Spaceship Neptune's cabin is fitted with a hydrogen balloon that can carry eight people up to the stratosphere to see the Earth from the edge of space.

Picture 1 of Passenger balloons into space will fly in 2021
Spaceship Neptune soars due to the uplift of the balloon. (Photo: Space).

Space Perspective in Florida, USA, is planning to bring paid passengers and research equipment to the stratosphere with a pressurized airship under a balloon called Spaceship Neptune. The vehicle is expected to make its first test flights early next year.
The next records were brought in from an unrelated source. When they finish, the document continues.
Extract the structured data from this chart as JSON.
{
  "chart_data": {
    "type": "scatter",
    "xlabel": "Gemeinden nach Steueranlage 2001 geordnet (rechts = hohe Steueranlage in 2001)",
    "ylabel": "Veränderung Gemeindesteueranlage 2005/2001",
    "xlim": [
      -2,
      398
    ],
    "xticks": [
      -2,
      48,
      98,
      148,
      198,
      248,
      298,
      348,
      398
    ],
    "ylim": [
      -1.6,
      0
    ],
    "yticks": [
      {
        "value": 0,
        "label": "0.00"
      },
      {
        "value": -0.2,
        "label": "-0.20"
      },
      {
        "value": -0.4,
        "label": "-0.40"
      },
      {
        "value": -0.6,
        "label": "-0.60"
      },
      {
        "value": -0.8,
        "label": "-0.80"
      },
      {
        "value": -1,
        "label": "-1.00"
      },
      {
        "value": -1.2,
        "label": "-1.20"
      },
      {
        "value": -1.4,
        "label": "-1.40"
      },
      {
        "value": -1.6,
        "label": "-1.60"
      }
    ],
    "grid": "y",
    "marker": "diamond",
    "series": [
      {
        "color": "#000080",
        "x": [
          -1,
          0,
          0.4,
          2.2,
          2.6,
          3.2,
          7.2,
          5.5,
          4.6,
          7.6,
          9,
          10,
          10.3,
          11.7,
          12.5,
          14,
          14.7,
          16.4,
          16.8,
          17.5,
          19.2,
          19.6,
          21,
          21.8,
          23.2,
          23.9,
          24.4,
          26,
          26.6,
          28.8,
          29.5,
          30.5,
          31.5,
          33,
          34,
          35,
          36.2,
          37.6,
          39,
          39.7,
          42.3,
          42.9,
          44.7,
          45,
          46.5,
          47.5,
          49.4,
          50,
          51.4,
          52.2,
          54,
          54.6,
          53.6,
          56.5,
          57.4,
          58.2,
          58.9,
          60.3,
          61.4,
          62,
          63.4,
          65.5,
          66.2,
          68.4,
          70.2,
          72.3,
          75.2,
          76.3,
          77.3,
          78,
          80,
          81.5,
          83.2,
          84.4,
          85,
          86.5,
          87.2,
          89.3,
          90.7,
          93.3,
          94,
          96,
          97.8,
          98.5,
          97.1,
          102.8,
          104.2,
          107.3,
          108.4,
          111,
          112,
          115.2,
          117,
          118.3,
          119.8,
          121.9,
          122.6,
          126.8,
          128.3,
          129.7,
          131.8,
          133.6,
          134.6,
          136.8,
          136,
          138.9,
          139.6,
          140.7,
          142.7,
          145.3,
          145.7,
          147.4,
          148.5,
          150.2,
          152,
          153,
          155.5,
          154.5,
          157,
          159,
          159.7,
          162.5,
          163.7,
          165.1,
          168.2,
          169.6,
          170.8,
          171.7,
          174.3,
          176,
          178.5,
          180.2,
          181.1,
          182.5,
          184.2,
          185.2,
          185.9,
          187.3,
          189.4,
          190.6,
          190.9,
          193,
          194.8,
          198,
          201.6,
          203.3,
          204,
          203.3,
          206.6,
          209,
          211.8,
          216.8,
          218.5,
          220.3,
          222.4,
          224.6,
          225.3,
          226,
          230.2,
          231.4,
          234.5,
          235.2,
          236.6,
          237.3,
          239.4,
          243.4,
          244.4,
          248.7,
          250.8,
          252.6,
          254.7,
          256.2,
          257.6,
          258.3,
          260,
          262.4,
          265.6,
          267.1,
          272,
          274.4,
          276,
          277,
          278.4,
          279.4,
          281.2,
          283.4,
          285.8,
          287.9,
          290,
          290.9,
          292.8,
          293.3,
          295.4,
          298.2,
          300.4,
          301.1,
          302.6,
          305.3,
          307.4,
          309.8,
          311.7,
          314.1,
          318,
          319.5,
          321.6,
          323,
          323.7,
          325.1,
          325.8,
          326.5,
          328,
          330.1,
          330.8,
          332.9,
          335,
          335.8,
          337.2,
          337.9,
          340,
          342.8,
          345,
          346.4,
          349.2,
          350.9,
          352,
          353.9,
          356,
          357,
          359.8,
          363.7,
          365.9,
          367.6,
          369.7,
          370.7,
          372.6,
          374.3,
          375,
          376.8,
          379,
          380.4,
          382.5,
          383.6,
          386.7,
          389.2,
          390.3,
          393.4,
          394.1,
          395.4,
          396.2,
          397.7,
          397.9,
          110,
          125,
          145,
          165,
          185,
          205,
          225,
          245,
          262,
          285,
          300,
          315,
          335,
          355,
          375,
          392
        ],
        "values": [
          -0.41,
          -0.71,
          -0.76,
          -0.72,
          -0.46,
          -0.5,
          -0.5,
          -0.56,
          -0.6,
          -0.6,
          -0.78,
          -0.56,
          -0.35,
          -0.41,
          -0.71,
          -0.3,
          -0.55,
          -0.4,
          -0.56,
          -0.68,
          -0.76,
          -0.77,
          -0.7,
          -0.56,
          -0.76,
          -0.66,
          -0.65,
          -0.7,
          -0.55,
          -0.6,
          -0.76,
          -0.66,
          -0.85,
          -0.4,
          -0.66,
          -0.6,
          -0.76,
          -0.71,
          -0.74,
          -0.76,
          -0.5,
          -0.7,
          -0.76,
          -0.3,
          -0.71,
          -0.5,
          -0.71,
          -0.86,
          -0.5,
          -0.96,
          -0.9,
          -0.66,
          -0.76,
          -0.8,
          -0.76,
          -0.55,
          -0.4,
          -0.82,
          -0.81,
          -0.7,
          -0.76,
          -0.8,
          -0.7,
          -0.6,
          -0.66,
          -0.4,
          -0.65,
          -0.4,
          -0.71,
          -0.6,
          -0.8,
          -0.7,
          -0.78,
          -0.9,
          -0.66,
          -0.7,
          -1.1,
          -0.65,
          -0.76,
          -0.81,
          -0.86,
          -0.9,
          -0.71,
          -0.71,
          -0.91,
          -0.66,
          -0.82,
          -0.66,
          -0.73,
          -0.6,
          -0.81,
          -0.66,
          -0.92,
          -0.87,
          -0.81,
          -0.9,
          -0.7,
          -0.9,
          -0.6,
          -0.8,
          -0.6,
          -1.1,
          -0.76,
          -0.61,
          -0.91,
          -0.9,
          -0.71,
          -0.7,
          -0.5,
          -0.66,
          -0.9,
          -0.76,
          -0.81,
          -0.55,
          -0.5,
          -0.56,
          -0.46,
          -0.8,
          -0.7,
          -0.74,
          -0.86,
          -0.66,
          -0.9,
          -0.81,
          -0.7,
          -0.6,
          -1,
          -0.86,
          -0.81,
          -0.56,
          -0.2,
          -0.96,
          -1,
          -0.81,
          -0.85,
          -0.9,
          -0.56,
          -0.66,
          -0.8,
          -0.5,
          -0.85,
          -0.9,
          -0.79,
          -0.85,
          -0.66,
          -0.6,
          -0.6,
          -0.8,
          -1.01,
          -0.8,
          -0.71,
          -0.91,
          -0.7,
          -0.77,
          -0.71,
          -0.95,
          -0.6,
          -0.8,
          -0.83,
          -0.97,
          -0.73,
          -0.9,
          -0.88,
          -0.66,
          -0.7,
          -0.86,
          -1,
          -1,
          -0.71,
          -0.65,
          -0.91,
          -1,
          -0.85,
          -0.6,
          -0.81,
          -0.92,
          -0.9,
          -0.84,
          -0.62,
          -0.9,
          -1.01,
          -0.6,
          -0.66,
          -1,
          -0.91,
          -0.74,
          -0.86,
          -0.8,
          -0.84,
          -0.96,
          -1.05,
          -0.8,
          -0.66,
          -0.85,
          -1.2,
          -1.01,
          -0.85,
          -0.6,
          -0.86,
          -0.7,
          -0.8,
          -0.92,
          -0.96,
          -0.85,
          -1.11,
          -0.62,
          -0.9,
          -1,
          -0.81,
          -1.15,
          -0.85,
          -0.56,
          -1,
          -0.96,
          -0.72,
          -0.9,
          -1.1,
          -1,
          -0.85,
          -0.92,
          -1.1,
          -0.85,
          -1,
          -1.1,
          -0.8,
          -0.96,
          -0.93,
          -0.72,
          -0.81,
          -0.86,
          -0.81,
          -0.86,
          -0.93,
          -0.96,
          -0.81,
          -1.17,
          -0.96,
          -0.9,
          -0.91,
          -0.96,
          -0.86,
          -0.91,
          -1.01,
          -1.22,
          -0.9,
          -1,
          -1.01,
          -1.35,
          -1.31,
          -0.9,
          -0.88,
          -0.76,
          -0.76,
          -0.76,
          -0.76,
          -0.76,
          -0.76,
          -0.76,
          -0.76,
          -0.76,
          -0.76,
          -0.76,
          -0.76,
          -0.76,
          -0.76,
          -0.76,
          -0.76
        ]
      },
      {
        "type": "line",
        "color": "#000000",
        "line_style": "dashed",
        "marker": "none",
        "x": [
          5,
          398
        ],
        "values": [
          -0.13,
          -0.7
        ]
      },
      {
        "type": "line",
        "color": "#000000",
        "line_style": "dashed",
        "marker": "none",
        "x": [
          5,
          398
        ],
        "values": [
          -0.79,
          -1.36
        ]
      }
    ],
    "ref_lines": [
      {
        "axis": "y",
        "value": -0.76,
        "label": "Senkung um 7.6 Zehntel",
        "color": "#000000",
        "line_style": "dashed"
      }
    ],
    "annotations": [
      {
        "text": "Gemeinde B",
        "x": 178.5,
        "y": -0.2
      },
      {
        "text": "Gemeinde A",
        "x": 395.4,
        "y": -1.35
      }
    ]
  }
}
"We are working to change the way people access space, and to conduct the necessary research that will benefit life on Earth and affect the way we observe and engage. planet ", co-founder and CEO Jane Poynter of Space Perspective shared on June 18.


Flight simulation of Spaceship Neptune. 

The Spaceship Neptune can accommodate a pilot and 8 passengers. Inside the cabin are seats, bars, bathrooms and large windows that allow passengers to observe the Earth in the black background of the universe. The ship will take off from the old Space Shuttle Landing at NASA's Kennedy Space Center (KSC) in Florida. Spaceship Neptune will fly east across the Atlantic Ocean during winter flights and west via Mexico Bay in the summer in the windy direction.

Spaceship Neptune will take about two hours to reach a maximum height of about 30,000 m, lifted gently by a 200 m high balloon filled with hydrogen. Explaining the choice of lift gas to be hydrogen instead of helium, Taber MacCallum, co-founder and CEO of Space Perspective, said that helium is becoming increasingly difficult to find due to its heavy use in medical applications and rocket launch. fire.

The ship will fly two hours in the stratosphere and take another two hours to descend. Spaceship Neptune will land in the sea and will be pulled ashore by the recovery vessel, similar to SpaceX's Crew Drgon. Spaceship Neptune will be reused but still needs new balloons for each flight. According to MacCallum and Poynter, the ticket price for the first balloon experience was around $ 125,000.